Monday, August 16, 2010

Wedding Soup!

I was EXTREMELY disturbed this morning to wake up to an outdoor temperature of 53 F. Really? In August? I am beyond not OK with this!

So, I made soup. If you read my last post I mentioned I would be using half of my Gyro Inspired Meatballs in place of chicken meatballs. The soup turned out wonderful! It was just what I needed to warm me up on this cold day.

Another great treat today? A very dear friend of mine came up from the Twin Cities to visit! Never underestimate the warming power of a hug from a friend. :)

Thank you to my Mom for the recipe for the soup! It's just as delicious as I remember.

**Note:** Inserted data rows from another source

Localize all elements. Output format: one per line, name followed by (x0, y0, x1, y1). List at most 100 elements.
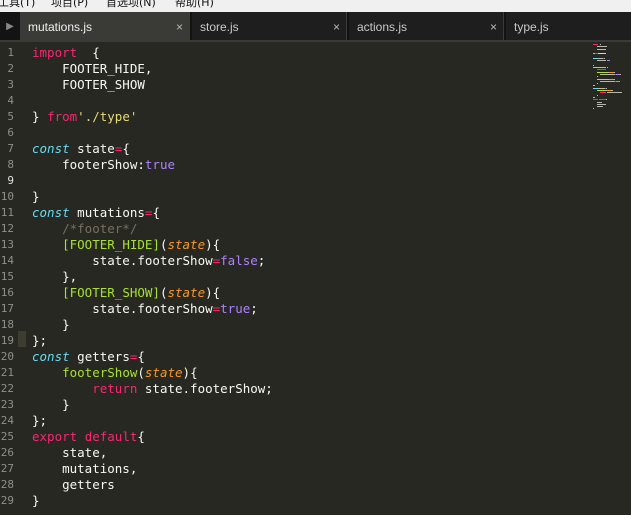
minimap-stroke (603, 57, 605, 59)
minimap[interactable] (593, 44, 627, 114)
line-number: 10 (0, 190, 14, 203)
close-icon[interactable]: × (333, 12, 340, 42)
code-token: default (84, 429, 138, 444)
code-token: }; (32, 333, 48, 348)
minimap-stroke (611, 90, 613, 91)
line-number: 3 (7, 78, 14, 91)
minimap-stroke (596, 90, 606, 91)
code-line: /*footer*/ (32, 221, 137, 237)
code-token: true (220, 301, 251, 316)
code-token: const (32, 349, 70, 364)
minimap-stroke (606, 60, 611, 62)
tab-actions-js[interactable]: actions.js × (349, 12, 504, 40)
menu-tools[interactable]: 工具(T) (0, 0, 35, 10)
code-line: return state.footerShow; (32, 381, 273, 397)
line-number: 4 (7, 94, 14, 107)
minimap-stroke (600, 92, 606, 94)
code-token: { (137, 349, 145, 364)
tab-scroll-right-icon[interactable]: ▶ (0, 12, 20, 40)
code-token: } (32, 397, 70, 412)
line-number: 6 (7, 126, 14, 139)
tab-label: type.js (514, 20, 549, 34)
minimap-stroke (607, 67, 609, 68)
menu-preferences[interactable]: 首选项(N) (106, 0, 156, 10)
code-line: mutations, (32, 461, 137, 477)
code-token: export (32, 429, 78, 444)
code-line: import { (32, 45, 100, 61)
code-token: [FOOTER_SHOW] (62, 285, 160, 300)
close-icon[interactable]: × (176, 12, 183, 42)
code-token: state (167, 237, 206, 252)
minimap-stroke (593, 108, 594, 110)
code-line: footerShow:true (32, 157, 175, 173)
menu-bar: 工具(T) 项目(P) 首选项(N) 帮助(H) (0, 0, 631, 12)
minimap-stroke (596, 60, 607, 62)
line-number: 20 (0, 350, 14, 363)
tab-type-js[interactable]: type.js (506, 12, 631, 40)
code-token: } (32, 189, 40, 204)
line-number: 28 (0, 478, 14, 491)
code-token: } (32, 317, 70, 332)
code-token: state.footerShow (32, 301, 213, 316)
line-number: 17 (0, 302, 14, 315)
code-line: }, (32, 269, 77, 285)
code-line: state, (32, 445, 107, 461)
line-number: 24 (0, 414, 14, 427)
line-number: 22 (0, 382, 14, 395)
minimap-stroke (593, 87, 598, 89)
code-token: from (47, 109, 78, 124)
code-token: { (77, 45, 100, 60)
code-token: ( (137, 365, 145, 380)
code-line: } (32, 493, 40, 509)
minimap-stroke (593, 99, 599, 101)
minimap-stroke (593, 44, 599, 45)
code-token: }, (32, 269, 78, 284)
minimap-stroke (605, 87, 607, 89)
code-token: ){ (182, 365, 198, 380)
close-icon[interactable]: × (490, 12, 497, 42)
minimap-stroke (596, 101, 602, 103)
code-line: footerShow(state){ (32, 365, 198, 381)
line-number: 16 (0, 286, 14, 299)
code-line: const getters={ (32, 349, 145, 365)
menu-project[interactable]: 项目(P) (51, 0, 88, 10)
menu-help[interactable]: 帮助(H) (175, 0, 214, 10)
code-token: FOOTER_SHOW (32, 77, 145, 92)
minimap-stroke (593, 64, 594, 66)
minimap-stroke (613, 78, 616, 80)
code-token: './type' (77, 109, 138, 124)
code-token: const (32, 141, 70, 156)
code-token: { (152, 205, 160, 220)
code-line: FOOTER_SHOW (32, 77, 145, 93)
code-token: [FOOTER_HIDE] (62, 237, 160, 252)
code-line: const state={ (32, 141, 130, 157)
minimap-stroke (596, 46, 608, 48)
code-token: ){ (205, 237, 221, 252)
minimap-stroke (593, 67, 598, 68)
minimap-stroke (596, 78, 609, 80)
minimap-stroke (596, 76, 599, 78)
code-line: FOOTER_HIDE, (32, 61, 152, 77)
code-token: } (32, 109, 48, 124)
line-number: 14 (0, 254, 14, 267)
code-line: state.footerShow=false; (32, 253, 265, 269)
code-editor[interactable]: import { FOOTER_HIDE, FOOTER_SHOW} from'… (32, 42, 592, 515)
line-number: 23 (0, 398, 14, 411)
tab-store-js[interactable]: store.js × (192, 12, 347, 40)
code-token: state (144, 365, 183, 380)
code-token: footerShow: (32, 157, 145, 172)
minimap-stroke (600, 73, 615, 75)
tab-mutations-js[interactable]: mutations.js × (20, 12, 190, 40)
minimap-stroke (596, 69, 606, 71)
code-token: ; (250, 301, 258, 316)
code-token: true (144, 157, 175, 172)
minimap-stroke (596, 94, 598, 96)
code-line: getters (32, 477, 115, 493)
line-number: 19 (0, 334, 14, 347)
line-number-gutter: 1 2 3 4 5 6 7 8 9 10 11 12 13 14 15 16 17 18 19 20 21 22 23 24 2… (0, 42, 18, 515)
line-number: 9 (7, 174, 14, 187)
code-line: }; (32, 333, 47, 349)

Here's to you and your culinary adventures, friend. Cheers!

Italian Wedding Soup
Serves 4-5

Meatballs *
1/2 lb ground beef (or chicken sausage or plain ground turkey or 1/4 lb beef & 1/4 lb pork sausage)
1 egg, slightly beaten
2 TBS dry bread crumbs
1 TBS Parmesan cheese
1/2 tsp dried basil
1/2 tsp onion powder

6 cups chicken stock (store bought is fine)
2 cups thinly sliced fresh escarole or fresh spinach
1/2 cup orzo or ancini de pepe pasta, cooked
2 carrots, thinly sliced
1 rib celery
1/2 small onion, chopped
salt and pepper

For the meatballs, in a medium bowl combine all meatball ingredients. Do not over mix, combine just until ingredients are evenly distributed and pull together. Shape into marble sized balls using a 1/2 tsp or the small size of a melon baller.

In a large saucepan, saute onion and celery until tender.

Add stock and bring to a simmer.

Stir in escarole/spinach**, carrot, and meatballs. Return stock to a boil. Reduce heat. Simmer for 15 minutes, stir often.

Add cooked pasta. Warm through and serve.

* I used half of the recipe of my Gyro Inspired Meatballs in place of these meatballs this time around.

** I prefer the fresh spinach for this soup. I also like to wait until I add the pasta to stir in the spinach.